For the latest WSO2 documentation, visit https://wso2.com/documentation/.

Introducing the ESB

This page introduces WSO2 ESB in the following sections:

Overview

An enterprise service bus (ESB) is a software architecture construct that enables communication among various applications. Instead of having to make each of your applications communicate directly with each other in all their various formats, each application simply communicates with the ESB, which handles transforming and routing the messages to their appropriate destinations.

An ESB provides its fundamental services through an event-driven and standards-based messaging engine (the bus). Thanks to ESB, integration architects can exploit the value of messaging without writing code. Developers typically implement an ESB using technologies found in a category of middleware infrastructure products, usually based on recognized standards. As with a Service-Oriented Architecture (SOA), an ESB is essentially a collection of enterprise architecture design patterns that is now implemented directly by many enterprise software products.

WSO2 ESB is a fast, light-weight, and versatile enterprise service bus. It is 100% open source and is released under Apache Software License Version 2.0, one of the most business-friendly licenses available today. Using WSO2 ESB you can perform a variety of enterprise integration patterns (EIPs), including filtering, transforming, and routing SOAP, binary, plain XML, and text messages that pass through your business systems by HTTP, HTTPS, JMS, mail, etc.

Distributed Computing Evolution

ESBs are part of an evolution of distributed computing. Early distributed computing involved pure point-to-point communication between systems. This was the simple, obvious way to create complex applications from distributed components. This is actually a reasonable solution when there are a small number of applications that need to work together. However, the number of point-to-point communications grows proportional to the square of the number of applications in the enterprise. This becomes unmanageable for a large enterprise.

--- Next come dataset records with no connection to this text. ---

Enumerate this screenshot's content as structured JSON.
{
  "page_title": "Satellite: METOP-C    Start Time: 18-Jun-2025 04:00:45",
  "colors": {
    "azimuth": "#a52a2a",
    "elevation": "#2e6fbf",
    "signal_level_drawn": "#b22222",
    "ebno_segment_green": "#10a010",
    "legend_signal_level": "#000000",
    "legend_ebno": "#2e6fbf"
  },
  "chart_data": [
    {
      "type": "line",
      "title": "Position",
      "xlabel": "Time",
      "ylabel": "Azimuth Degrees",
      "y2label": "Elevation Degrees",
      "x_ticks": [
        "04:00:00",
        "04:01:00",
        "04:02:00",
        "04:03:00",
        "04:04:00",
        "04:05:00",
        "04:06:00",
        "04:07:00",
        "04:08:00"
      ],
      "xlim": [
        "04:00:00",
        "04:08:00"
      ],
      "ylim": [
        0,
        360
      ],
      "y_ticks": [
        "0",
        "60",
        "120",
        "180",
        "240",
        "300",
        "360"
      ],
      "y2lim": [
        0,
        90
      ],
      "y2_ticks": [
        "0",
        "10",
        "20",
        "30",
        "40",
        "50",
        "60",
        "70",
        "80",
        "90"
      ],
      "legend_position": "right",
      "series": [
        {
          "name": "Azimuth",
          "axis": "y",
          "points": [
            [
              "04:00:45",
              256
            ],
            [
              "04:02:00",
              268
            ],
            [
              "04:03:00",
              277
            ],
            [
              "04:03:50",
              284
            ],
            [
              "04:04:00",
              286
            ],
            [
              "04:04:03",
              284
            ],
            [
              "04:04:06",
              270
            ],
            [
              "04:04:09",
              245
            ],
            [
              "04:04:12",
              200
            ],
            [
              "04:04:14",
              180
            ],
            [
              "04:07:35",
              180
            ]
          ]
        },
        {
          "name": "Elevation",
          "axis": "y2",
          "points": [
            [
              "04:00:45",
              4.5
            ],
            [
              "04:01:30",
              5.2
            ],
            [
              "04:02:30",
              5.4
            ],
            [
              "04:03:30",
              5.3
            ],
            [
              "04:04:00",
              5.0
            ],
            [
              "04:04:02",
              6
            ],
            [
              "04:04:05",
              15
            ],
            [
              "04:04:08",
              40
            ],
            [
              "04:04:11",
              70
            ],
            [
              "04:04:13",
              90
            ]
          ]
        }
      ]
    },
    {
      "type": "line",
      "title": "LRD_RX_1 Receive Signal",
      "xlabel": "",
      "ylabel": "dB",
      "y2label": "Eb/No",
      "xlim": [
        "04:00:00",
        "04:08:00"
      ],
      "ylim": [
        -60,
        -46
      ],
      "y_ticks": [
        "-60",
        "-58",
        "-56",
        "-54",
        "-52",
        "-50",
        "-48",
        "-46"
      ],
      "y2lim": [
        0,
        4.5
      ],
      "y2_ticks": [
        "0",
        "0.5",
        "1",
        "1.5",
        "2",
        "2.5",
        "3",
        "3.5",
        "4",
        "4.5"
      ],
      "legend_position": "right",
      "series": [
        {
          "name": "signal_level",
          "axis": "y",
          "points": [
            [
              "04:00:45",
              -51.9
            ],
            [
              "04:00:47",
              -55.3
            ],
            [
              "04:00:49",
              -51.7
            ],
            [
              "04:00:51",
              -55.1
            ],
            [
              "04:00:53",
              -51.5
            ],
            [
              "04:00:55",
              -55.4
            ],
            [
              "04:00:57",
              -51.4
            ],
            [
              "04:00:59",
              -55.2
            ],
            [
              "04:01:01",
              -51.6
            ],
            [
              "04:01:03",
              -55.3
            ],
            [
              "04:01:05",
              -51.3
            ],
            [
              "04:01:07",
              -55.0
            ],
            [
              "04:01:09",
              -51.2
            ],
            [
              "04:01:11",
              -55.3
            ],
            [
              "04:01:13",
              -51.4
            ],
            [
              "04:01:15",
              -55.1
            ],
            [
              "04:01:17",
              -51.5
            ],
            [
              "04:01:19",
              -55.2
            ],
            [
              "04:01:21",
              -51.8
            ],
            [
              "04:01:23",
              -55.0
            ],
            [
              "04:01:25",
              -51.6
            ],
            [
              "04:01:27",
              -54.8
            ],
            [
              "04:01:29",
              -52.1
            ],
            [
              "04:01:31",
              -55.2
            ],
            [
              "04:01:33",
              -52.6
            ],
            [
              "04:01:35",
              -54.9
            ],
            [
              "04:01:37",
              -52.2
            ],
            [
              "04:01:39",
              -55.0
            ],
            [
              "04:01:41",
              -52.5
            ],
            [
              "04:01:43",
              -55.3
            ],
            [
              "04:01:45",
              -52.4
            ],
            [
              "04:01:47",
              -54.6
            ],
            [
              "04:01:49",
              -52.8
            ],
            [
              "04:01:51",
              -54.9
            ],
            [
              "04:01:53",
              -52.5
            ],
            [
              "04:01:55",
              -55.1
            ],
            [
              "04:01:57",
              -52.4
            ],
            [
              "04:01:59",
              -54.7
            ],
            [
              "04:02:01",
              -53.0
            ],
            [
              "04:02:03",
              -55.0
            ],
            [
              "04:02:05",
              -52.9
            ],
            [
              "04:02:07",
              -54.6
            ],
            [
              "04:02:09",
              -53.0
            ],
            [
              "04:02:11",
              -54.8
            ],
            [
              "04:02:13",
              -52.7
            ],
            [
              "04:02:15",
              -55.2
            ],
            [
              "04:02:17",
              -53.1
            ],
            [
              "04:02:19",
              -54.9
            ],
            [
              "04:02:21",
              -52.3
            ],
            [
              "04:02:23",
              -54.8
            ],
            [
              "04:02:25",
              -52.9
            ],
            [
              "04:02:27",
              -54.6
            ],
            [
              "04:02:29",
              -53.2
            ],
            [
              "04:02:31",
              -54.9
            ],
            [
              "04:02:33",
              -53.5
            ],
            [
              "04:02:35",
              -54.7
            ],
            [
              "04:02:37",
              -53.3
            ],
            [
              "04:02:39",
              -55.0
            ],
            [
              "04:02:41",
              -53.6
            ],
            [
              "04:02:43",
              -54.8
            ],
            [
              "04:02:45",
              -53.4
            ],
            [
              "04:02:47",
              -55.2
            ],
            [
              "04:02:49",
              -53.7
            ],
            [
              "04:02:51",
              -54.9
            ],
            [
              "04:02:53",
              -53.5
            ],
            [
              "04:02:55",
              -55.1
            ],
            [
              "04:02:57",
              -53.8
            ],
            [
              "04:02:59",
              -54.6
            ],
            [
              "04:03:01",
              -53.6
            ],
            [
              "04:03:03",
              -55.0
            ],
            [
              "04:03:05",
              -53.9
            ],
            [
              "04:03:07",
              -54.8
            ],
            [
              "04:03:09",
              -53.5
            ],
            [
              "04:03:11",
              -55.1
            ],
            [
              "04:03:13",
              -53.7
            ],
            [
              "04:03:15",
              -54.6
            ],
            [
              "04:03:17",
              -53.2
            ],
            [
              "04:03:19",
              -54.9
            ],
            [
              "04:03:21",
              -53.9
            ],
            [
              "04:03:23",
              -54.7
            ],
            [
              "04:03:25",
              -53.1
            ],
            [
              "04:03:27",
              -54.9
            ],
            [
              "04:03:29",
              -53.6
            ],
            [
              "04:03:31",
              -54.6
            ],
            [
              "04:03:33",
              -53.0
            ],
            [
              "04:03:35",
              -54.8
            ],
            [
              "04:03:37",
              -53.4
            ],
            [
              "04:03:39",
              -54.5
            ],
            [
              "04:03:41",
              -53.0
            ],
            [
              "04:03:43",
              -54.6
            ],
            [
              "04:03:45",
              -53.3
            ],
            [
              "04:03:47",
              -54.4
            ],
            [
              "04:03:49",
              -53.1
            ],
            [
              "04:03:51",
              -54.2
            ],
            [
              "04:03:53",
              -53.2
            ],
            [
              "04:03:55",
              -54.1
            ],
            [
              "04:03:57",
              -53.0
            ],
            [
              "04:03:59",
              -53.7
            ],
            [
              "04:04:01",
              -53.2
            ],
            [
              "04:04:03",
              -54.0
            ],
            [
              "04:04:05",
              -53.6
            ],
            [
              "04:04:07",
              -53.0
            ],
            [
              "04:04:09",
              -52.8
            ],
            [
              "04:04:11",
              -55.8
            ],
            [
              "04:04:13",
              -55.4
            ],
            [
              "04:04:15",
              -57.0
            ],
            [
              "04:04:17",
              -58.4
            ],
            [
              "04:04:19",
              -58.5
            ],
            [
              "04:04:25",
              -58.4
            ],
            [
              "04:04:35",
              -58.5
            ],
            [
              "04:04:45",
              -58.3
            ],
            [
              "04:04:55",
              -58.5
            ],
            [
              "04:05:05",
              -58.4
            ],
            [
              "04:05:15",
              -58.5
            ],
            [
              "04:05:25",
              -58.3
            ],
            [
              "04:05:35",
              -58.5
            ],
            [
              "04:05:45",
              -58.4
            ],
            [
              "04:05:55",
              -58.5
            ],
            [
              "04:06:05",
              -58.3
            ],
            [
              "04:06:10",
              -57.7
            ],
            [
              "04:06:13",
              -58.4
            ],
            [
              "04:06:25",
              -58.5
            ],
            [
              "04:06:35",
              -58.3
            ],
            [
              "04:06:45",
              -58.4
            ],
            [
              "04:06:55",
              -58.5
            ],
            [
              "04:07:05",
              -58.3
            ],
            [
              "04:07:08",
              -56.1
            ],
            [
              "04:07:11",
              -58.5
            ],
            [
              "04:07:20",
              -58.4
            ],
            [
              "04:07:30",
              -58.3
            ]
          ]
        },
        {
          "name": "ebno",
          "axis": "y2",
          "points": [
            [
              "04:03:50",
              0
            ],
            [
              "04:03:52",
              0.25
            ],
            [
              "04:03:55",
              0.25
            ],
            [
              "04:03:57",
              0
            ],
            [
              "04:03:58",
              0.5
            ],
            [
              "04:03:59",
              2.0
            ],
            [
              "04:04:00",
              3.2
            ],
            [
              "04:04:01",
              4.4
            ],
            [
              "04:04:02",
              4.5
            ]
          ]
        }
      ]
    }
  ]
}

The late 90's saw the rise of Enterprise Application Integration (EAI) products. These aimed to allow enterprises to scale beyond the limitations caused by point-to-point integration solutions. The typical solution used a hub-and-spoke architecture. This is a solution still in use by many enterprises today. In a hub-and-spoke EAI, all communication is routed through a central hub. The number of point-to-point communications scales linearly with the number of enterprises, so this is a great improvement over point-to-point architectures. However, the hubs become bottlenecks in the system.

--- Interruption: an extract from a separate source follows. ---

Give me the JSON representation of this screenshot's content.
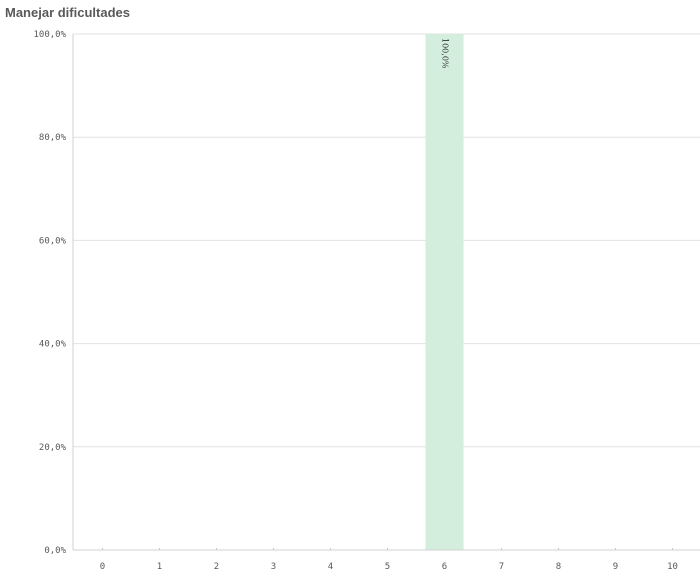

ESBs can be thought of as the next step in the logical progression described above. The ESB acts as a message broker to all applications in the enterprise. It allows for more granular, base functions to be exposed with orchestration provided as needed. This greatly improves the flexibility of the system and allows for more rapid and cheaper adaptation to changes.

ESB in Context of SOA

Here is a list of functionality in an ESB runtime that encourage SOA:

  • Message routing and distribution. The applications should not have hard-coded destinations for messages or services. The ESB can help in two ways:
    • by supporting virtualization (mapping logical destinations to real destinations) and
    • by supporting event architectures, where the publisher does not need to know about the subscribers.
  • Management- The ESB should provide a common set of management capabilities which give a common view of all services and endpoints. This includes:
    • alerting,
    • statistics,
    • audit and
    • logging.
  • Excellent support for the Web architecture - ESBs should encourage good use of HTTP and the Web architecture. Support for HTTP proxying and caching.
  • XML performance- If an ESB is going to help manage and route XML messages then it has to do it with minimum overhead. It certainly has to be much more scalable and per formant than the applications it talks to. Fundamentally this promotes two key technical requirements:
    • non-blocking IO (meaning that the ESB must not block while waiting for applications to respond) and
    • Streaming XML (meaning that the ESB can send XML through without having to create a large in-memory buffer and fully parse every message).
  • Security Control - Managing distributed security is one of the hardest problems in SOA and augmenting application security with a set of central security controls is often an essential component in an enterprise infrastructure.

Tip

Automatic schema from WSDLs and other XSD files is available in WSO2 ESB.